Review by Jacquelin Hipes
Based on the cult classic 1966 novel of the same name, Ty Roberts’ newest feature The Iron Orchard follows the life of Jim McNeely (Lane Garrison) as he works his way up from a lowly grunt in the oil fields of West Texas to a millionaire wildcatter. In love with the daughter of a wealthy family but of unsuitable social status himself, Jim receives their “help” in the form of a position in the pipe-laying gang on a lease near Odessa. There he endures physical and psychological torment, but rises above their petty antics to make friends and, eventually, run off with another man’s wife (Ali Cobrin) to start his own business servicing equipment.

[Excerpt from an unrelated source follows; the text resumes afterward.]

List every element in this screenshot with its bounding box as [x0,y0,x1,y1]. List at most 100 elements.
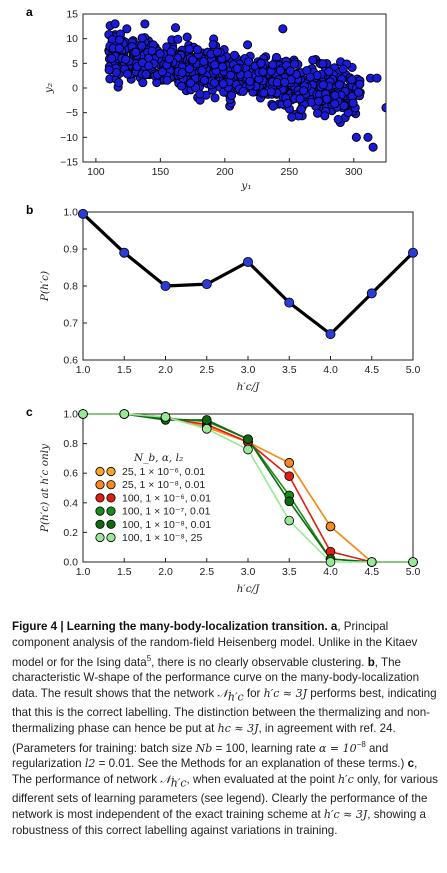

Unfortunately, The Iron Orchard lacks the necessary grit to really sell itself as an epic tale of the early Texas oilfields. Garrison comes across as neither tough nor wily. Perhaps we’re meant to feel sympathy for McNeely as an outsider, yet the poor treatment from his presumed social betters or the burly men in the fields doesn’t seem to merit the enormous chip on his shoulder. One performer does distinguish themselves: as Jim’s wife Lee, Ali Cobrin brings some much-needed sincerity to the story and elevates any scene that includes her. Most disappointing of all is the absence of any Texas character, whatever that means to you, from the sluggishly paced proceedings. With little in the way of swagger, grit, or charm, The Iron Orchard falls short of capturing such a colorful and compelling chapter in Texas history.